Book Synopsis Foundations of Statistical Mechanics by : W.T. Grandy Jr.
Download or read book Foundations of Statistical Mechanics written by W.T. Grandy Jr. and published by Springer Science & Business Media. This book was released on 2012-12-06 with total page 391 pages. Available in PDF, EPUB and Kindle. Book excerpt: In a certain sense this book has been twenty-five years in the writing, since I first struggled with the foundations of the subject as a graduate student. It has taken that long to develop a deep appreciation of what Gibbs was attempting to convey to us near the end of his life and to understand fully the same ideas as resurrected by E.T. Jaynes much later. Many classes of students were destined to help me sharpen these thoughts before I finally felt confident that, for me at least, the foundations of the subject had been clarified sufficiently.

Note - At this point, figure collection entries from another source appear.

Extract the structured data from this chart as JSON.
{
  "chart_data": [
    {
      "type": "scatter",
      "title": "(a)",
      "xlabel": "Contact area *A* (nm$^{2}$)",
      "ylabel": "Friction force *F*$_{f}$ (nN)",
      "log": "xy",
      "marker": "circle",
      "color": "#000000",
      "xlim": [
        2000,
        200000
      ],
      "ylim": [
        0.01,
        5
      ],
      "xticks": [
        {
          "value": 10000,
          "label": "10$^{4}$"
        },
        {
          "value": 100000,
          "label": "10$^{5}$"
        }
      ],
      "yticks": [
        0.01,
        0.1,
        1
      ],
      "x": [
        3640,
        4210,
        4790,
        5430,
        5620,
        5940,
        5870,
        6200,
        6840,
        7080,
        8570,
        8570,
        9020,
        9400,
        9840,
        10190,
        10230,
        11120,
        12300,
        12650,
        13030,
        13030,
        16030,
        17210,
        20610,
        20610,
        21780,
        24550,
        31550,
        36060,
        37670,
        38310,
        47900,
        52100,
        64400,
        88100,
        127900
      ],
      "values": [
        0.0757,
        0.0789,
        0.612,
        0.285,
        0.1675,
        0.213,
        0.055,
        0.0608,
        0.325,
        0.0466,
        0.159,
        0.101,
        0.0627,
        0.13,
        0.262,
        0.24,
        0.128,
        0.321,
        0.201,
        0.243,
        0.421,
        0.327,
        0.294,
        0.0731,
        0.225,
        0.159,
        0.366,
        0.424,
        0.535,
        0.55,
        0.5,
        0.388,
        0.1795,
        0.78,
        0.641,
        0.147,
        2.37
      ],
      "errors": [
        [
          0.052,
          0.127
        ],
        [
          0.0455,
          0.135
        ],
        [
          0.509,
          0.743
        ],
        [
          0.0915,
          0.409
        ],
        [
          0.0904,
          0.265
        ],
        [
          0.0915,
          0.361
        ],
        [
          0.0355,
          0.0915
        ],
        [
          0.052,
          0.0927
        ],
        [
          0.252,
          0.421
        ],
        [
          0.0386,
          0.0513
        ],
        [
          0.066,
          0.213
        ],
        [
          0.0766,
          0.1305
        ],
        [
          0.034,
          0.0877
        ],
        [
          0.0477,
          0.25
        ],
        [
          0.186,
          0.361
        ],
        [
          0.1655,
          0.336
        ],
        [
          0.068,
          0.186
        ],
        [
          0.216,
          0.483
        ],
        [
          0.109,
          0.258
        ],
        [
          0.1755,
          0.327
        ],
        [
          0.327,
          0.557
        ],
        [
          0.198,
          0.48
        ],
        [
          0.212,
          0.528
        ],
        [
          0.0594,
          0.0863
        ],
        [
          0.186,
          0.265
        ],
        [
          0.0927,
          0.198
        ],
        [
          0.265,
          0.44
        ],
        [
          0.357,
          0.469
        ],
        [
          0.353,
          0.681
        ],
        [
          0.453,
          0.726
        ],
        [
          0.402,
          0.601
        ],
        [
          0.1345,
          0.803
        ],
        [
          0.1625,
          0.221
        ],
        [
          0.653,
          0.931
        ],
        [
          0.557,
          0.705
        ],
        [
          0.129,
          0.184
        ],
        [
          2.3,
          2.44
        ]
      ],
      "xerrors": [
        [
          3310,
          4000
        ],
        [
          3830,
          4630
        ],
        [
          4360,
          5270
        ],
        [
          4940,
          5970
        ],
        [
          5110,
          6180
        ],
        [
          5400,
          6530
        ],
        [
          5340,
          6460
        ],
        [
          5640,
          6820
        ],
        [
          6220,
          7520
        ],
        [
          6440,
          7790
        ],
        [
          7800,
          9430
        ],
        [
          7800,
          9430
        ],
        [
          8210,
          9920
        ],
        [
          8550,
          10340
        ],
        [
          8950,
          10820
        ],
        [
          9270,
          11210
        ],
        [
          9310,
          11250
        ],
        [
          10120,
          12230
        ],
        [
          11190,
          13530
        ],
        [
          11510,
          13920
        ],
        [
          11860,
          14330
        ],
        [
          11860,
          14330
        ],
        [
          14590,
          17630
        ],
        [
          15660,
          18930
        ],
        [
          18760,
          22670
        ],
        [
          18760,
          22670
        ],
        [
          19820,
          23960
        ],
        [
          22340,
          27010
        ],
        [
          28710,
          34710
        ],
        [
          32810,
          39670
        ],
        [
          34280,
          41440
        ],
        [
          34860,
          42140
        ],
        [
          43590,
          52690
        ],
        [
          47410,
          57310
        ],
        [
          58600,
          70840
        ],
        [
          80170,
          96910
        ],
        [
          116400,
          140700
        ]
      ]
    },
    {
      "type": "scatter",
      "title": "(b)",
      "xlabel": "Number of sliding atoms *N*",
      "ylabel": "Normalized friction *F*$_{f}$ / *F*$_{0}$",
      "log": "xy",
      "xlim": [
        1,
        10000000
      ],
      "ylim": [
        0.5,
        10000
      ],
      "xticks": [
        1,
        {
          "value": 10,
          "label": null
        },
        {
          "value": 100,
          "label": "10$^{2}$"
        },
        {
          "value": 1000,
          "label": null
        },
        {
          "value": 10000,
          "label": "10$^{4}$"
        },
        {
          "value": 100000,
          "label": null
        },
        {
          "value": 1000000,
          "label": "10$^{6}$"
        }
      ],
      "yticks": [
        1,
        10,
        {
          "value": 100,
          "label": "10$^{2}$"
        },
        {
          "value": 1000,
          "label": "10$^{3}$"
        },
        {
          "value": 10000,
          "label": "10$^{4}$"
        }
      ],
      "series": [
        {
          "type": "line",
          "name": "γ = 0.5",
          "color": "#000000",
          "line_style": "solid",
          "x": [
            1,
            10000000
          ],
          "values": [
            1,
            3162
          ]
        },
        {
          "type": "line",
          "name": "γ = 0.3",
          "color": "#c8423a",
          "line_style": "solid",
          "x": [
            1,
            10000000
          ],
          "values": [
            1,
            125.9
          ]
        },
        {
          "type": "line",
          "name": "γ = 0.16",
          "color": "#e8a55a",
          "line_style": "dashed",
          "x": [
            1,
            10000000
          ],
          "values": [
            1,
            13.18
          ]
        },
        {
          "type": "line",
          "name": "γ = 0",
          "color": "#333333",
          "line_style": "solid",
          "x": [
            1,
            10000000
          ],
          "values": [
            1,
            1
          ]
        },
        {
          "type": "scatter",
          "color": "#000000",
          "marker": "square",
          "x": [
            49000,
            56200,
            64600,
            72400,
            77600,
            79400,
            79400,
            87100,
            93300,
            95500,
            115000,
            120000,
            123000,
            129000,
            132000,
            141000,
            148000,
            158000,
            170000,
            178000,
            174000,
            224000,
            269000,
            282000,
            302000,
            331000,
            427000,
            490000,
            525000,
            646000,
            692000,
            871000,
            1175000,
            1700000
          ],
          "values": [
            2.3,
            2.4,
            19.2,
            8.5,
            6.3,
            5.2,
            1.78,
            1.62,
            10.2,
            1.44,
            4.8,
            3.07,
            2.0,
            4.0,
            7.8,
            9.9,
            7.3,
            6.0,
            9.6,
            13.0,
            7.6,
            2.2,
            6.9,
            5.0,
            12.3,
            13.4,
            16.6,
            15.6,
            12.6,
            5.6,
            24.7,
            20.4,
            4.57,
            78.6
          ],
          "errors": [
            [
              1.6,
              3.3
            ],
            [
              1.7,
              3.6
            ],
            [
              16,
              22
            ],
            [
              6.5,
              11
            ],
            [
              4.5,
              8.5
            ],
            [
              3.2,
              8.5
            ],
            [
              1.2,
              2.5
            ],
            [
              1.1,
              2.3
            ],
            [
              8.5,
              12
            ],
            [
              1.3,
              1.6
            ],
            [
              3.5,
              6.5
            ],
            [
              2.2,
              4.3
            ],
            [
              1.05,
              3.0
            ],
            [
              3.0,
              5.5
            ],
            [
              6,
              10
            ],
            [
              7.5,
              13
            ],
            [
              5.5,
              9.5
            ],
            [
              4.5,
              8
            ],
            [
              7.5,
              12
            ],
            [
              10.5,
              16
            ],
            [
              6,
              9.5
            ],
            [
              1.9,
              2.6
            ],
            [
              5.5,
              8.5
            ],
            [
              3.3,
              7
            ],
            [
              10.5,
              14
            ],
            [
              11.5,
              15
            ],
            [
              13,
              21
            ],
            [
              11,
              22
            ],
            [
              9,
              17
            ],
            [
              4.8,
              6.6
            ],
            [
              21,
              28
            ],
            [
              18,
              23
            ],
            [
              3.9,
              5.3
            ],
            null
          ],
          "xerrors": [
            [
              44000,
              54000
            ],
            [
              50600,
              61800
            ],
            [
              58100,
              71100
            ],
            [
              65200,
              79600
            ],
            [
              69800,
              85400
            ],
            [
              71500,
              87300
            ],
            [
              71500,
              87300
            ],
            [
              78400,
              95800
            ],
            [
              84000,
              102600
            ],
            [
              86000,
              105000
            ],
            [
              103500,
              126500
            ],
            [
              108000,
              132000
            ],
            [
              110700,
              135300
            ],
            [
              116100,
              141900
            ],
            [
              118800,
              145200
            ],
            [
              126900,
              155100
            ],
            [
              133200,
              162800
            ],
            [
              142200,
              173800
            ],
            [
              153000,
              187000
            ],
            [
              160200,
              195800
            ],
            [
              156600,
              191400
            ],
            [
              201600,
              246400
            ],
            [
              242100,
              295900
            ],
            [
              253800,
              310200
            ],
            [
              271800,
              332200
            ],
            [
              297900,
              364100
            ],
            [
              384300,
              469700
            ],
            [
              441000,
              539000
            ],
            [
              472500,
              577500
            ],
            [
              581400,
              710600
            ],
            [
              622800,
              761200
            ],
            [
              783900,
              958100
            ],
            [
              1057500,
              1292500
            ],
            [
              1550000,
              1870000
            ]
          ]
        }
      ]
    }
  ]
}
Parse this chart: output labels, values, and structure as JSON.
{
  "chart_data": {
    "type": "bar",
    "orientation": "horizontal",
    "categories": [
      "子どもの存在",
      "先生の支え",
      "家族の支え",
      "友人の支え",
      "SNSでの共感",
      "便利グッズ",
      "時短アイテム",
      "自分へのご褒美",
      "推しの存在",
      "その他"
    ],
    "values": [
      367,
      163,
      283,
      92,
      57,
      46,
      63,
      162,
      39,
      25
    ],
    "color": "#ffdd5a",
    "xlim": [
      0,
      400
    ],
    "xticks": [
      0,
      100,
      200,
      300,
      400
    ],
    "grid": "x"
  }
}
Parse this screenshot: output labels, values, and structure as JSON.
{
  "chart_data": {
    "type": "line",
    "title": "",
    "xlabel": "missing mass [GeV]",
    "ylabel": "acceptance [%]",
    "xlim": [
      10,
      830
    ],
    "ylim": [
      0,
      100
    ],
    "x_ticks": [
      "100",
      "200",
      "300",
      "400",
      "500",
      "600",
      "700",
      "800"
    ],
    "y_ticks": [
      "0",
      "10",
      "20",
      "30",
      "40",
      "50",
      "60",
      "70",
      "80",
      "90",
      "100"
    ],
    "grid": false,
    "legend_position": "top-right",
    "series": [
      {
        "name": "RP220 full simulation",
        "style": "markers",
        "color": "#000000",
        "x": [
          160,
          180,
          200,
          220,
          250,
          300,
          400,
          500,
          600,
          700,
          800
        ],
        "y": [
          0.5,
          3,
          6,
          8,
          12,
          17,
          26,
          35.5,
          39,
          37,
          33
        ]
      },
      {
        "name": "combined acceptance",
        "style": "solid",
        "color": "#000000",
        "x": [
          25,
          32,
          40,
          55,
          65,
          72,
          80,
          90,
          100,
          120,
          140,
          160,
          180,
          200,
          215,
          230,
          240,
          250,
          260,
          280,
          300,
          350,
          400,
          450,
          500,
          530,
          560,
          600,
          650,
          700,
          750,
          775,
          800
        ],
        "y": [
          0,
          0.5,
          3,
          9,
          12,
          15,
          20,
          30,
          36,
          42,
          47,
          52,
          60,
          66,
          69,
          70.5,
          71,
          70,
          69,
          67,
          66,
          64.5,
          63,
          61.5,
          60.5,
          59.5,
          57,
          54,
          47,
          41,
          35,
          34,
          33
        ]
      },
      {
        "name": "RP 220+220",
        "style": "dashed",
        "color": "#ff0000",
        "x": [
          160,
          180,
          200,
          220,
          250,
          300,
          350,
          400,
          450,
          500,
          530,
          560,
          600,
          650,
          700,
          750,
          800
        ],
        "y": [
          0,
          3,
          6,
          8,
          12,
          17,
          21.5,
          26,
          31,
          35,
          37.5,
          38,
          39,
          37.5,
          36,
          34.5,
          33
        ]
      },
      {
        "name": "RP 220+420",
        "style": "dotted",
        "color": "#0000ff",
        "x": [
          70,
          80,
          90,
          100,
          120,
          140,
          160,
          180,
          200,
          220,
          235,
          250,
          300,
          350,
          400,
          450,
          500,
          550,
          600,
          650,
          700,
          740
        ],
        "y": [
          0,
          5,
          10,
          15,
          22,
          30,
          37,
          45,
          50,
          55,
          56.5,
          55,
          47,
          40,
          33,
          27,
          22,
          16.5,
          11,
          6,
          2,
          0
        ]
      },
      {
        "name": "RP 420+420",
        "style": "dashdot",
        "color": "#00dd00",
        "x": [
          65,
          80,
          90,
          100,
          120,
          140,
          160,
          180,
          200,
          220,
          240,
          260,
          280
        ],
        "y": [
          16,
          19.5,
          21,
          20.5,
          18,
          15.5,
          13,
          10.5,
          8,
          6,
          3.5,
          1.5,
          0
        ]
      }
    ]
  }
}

More than anything, this work strives to address the following questions: What is statistical mechanics? Why is this approach so extraordinarily effective in describing bulk matter in terms of its constituents? The response given here is in the form of a very definite point of view-the principle of maximum entropy (PME). There have been earlier attempts to approach the subject in this way, to be sure, reflected in the books by Tribus [Thermostat ics and Thermodynamics, Van Nostrand, 1961], Baierlein [Atoms and Information Theory, Freeman, 1971], and Hobson [Concepts in Statistical Mechanics, Gordon and Breach, 1971].